One of a city’s offerings, its products if you will, are the streets that run through it. They are one of the most important pieces of public infrastructure that moves a city’s lifeblood—income spending, tax paying people—throughout their interior. They can be utilized in a number of different ways, as thoroughfares for commuters, venues for farmers markets and street fairs, or as places to leave a car temporarily. That last use, parking, is a rather important one for most cities. It is important to the economy. By some estimates looking for parking costs Americans $73 billion a year, wasting an average of 17 hours per year for every person. It is also important for the vitality of a neighborhood, in rather complicated ways. Forty percent of motorists have said that they avoided driving to certain places due to parking challenges yet studies have shown that overabundant parking can actually increase traffic by encouraging more single occupancy commuters.
Cities worldwide are starting to rethink their relationship with automobiles. While they will likely always be a large part of the urban logistics landscape, innovations like public transportation, ride sharing, dockless bikes and scooters, and (eventually) autonomous vehicles are changing the way cars fit into the cities of the future.
But as cities grapple with how (and if) they have cars in densely populated areas they are faced with a shocking reality: they don’t know how much public parking they have. “It is as if cities are trying to sell a product and don’t have any idea about their inventory. It would be like a landlord not knowing the square footage of their building.” That is Stephen Smyth, co-founder and CEO of a company called Coord. His company uses technology to help cities understand their own curbs. They then sell this information to private industries like fleet vehicles and, yes, even autonomous vehicle manufacturers.
They see themselves as a bit of an intermediary between the public and private sector. In their product lineup, they have created a tool, called Surveyor, that lets city surveyors walk streets, scanning curbs with an iPhone, as a means to record the curbside regulations. It uses an augmented reality app to accurately capture features such as parking signs, fire hydrants, curb paint, bus stops—anything that can affect the regulations or accessibility of the respective curbs. Coord then interprets municipal codes and regulations and overlays the data on a curb map to help cities take a data-driven approach to curbside management.
Coord was selected by the City of San Diego out of a pool of hundreds of candidates to help city officials inventory the parking regulations for their downtown “Gaslamp District.” The company also recently launched Open Curbs, the first open, multi-city platform that makes standardized curb data publicly available to city agencies, engineering firms, mobility providers and community groups.
“We don’t own the images of the streets, that is owned by the taxpayer. We just use it to create regulation data that can map out how the curbs are allowed to be used and at what times,” Stephen said. He was quick to point out the relationship between the curbs and urban mobility, “we see this as much as a land use problem as a transportation problem,” he said. “Cities are a system of many different people, modes, and use cases. So, we think that it is important to have some way of allocating space in a productive manner. We are a tools provider and we chose to start at the curb.”

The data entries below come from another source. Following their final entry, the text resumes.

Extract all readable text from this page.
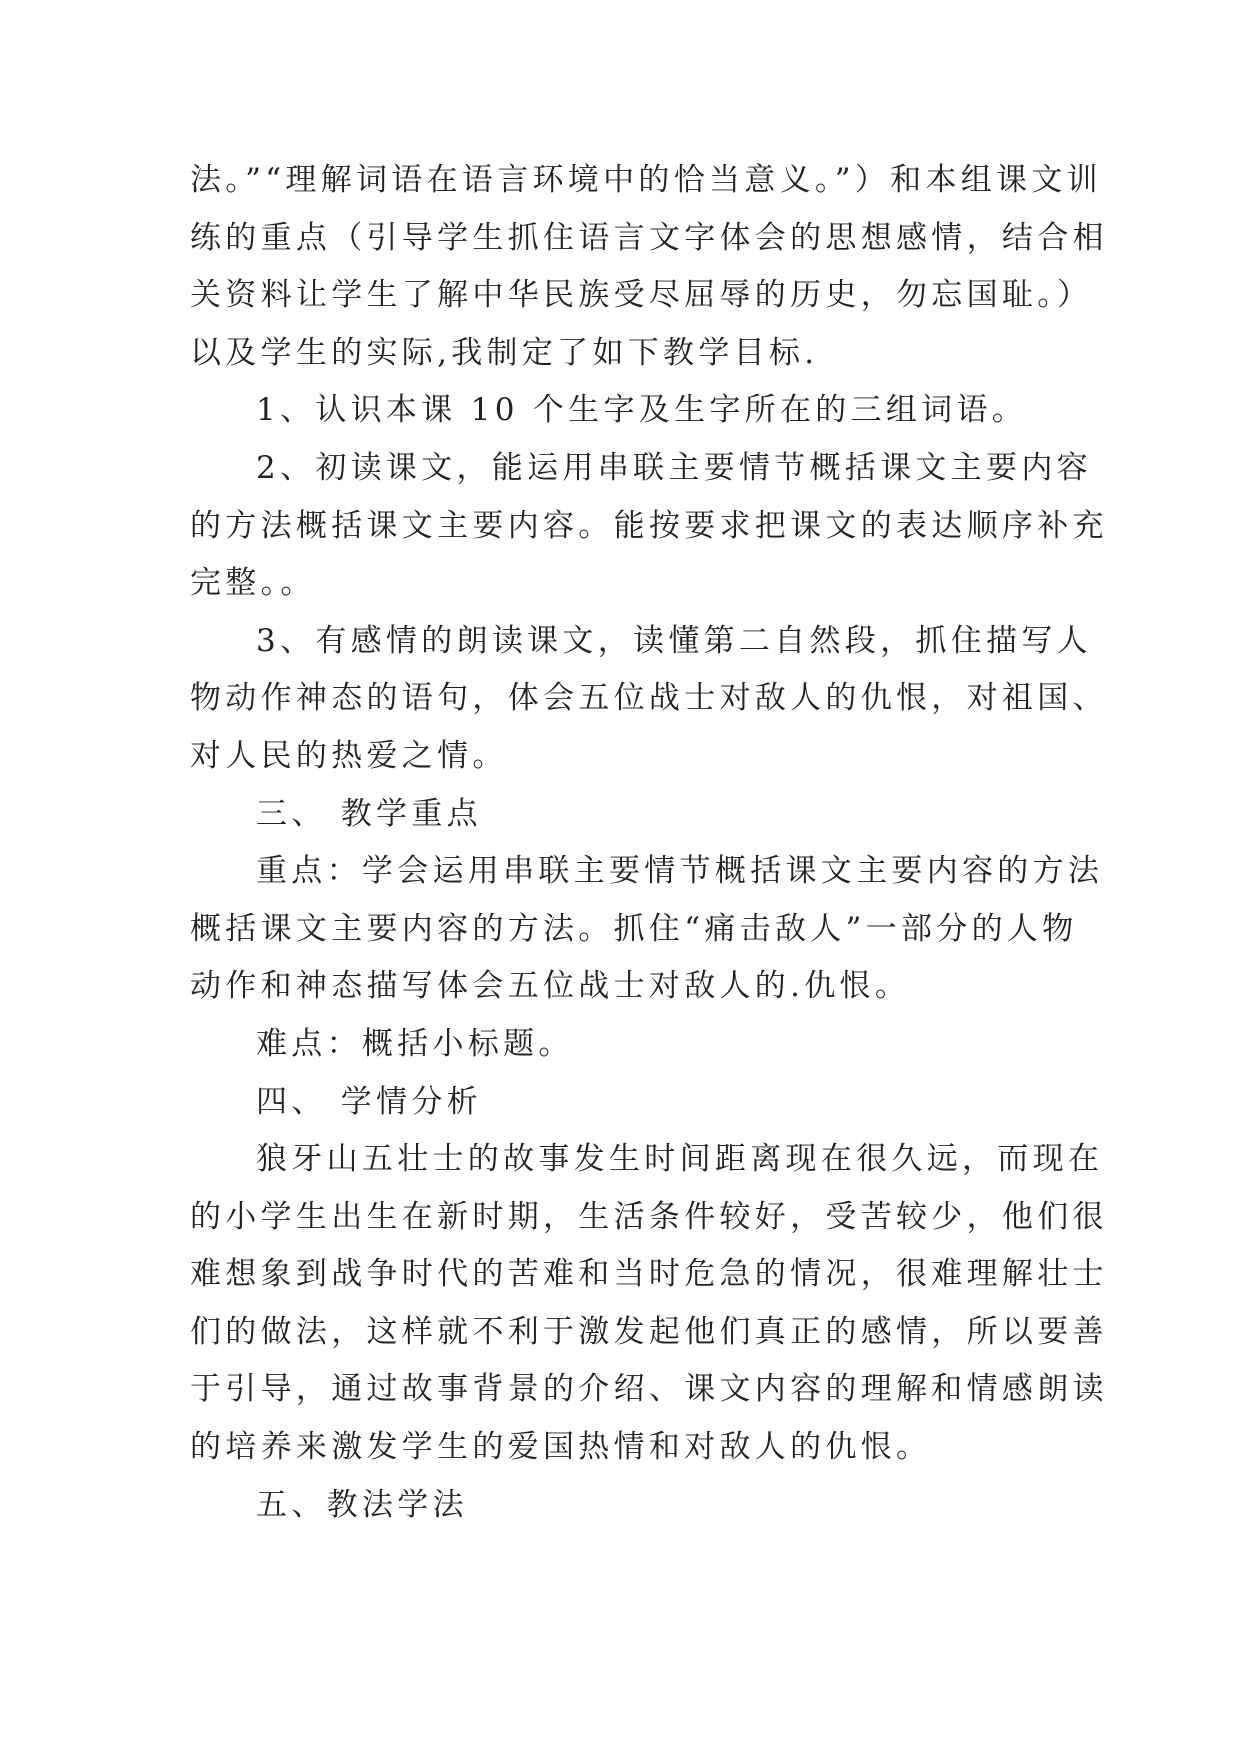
法。”“理解词语在语言环境中的恰当意义。”）和本组课文训
练的重点（引导学生抓住语言文字体会的思想感情，结合相
关资料让学生了解中华民族受尽屈辱的历史，勿忘国耻。）
以及学生的实际,我制定了如下教学目标.
1、认识本课 10 个生字及生字所在的三组词语。
2、初读课文，能运用串联主要情节概括课文主要内容
的方法概括课文主要内容。能按要求把课文的表达顺序补充
完整。。
3、有感情的朗读课文，读懂第二自然段，抓住描写人
物动作神态的语句，体会五位战士对敌人的仇恨，对祖国、
对人民的热爱之情。
三、 教学重点
重点：学会运用串联主要情节概括课文主要内容的方法
概括课文主要内容的方法。抓住“痛击敌人”一部分的人物
动作和神态描写体会五位战士对敌人的.仇恨。
难点：概括小标题。
四、 学情分析
狼牙山五壮士的故事发生时间距离现在很久远，而现在
的小学生出生在新时期，生活条件较好，受苦较少，他们很
难想象到战争时代的苦难和当时危急的情况，很难理解壮士
们的做法，这样就不利于激发起他们真正的感情，所以要善
于引导，通过故事背景的介绍、课文内容的理解和情感朗读
的培养来激发学生的爱国热情和对敌人的仇恨。
五、教法学法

You might have heard about a lot of different high tech ways that cities are rethinking their parking. Connected street lights that can send usage information to city data centers in real time, flexible curbs that can change color based on the current needs of traffic. While these are compelling applications of hardware and software, they often ignore the fact that so little is known about the general state of parking in the city. Stephen said, “there is a lot of talk about having cameras and hardware installed to analyze a city’s parking. The problem is, this is expensive and requires a lot of jumping through hoops to get permits. We decided to take a hardware light approach.” He thinks that having an easy, cost-effective way to compile data about city parking is can bring about much more positive change than “million dollar curbs.” These flashy projects might get the headlines but when you look at what a small percentage of a city that they are actually able to understand, it becomes clear that they are a long way from being the solution to our massive parking problems.

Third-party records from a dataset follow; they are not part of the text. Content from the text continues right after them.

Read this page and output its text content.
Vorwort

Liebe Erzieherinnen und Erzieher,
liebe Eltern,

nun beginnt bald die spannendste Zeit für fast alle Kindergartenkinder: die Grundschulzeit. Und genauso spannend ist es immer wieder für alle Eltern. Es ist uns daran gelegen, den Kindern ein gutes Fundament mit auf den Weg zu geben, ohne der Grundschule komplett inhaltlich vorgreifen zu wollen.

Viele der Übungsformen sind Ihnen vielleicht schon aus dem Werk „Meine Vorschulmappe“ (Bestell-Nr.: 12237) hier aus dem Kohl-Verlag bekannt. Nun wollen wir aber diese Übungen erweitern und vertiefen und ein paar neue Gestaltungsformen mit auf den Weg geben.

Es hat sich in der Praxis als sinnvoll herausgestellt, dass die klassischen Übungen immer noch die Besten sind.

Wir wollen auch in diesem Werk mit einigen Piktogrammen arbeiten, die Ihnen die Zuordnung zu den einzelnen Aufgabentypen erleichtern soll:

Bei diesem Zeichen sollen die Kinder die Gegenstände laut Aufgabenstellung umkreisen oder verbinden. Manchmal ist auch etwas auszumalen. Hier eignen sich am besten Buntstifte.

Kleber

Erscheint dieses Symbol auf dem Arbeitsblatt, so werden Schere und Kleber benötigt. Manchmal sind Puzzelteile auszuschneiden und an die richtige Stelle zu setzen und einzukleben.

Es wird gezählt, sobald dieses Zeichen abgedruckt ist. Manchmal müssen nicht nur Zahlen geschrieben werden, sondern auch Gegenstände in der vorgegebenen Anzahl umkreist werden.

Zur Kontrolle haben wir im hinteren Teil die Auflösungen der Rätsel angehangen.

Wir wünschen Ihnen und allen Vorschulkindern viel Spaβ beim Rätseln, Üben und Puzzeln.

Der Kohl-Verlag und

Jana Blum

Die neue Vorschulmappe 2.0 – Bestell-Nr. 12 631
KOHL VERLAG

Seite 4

There is something profoundly important about a curb. It is literally the divide between the public and private spaces of a city, between the automotive and pedestrian populations. They keep our cities orderly, dry and safe. They are a public good in any form they take. But, in order for them to be able to give as much to their cities as possible, we have to do a better job at understanding their current functions at any given point during the day, and how we can improve accessibility for everyone.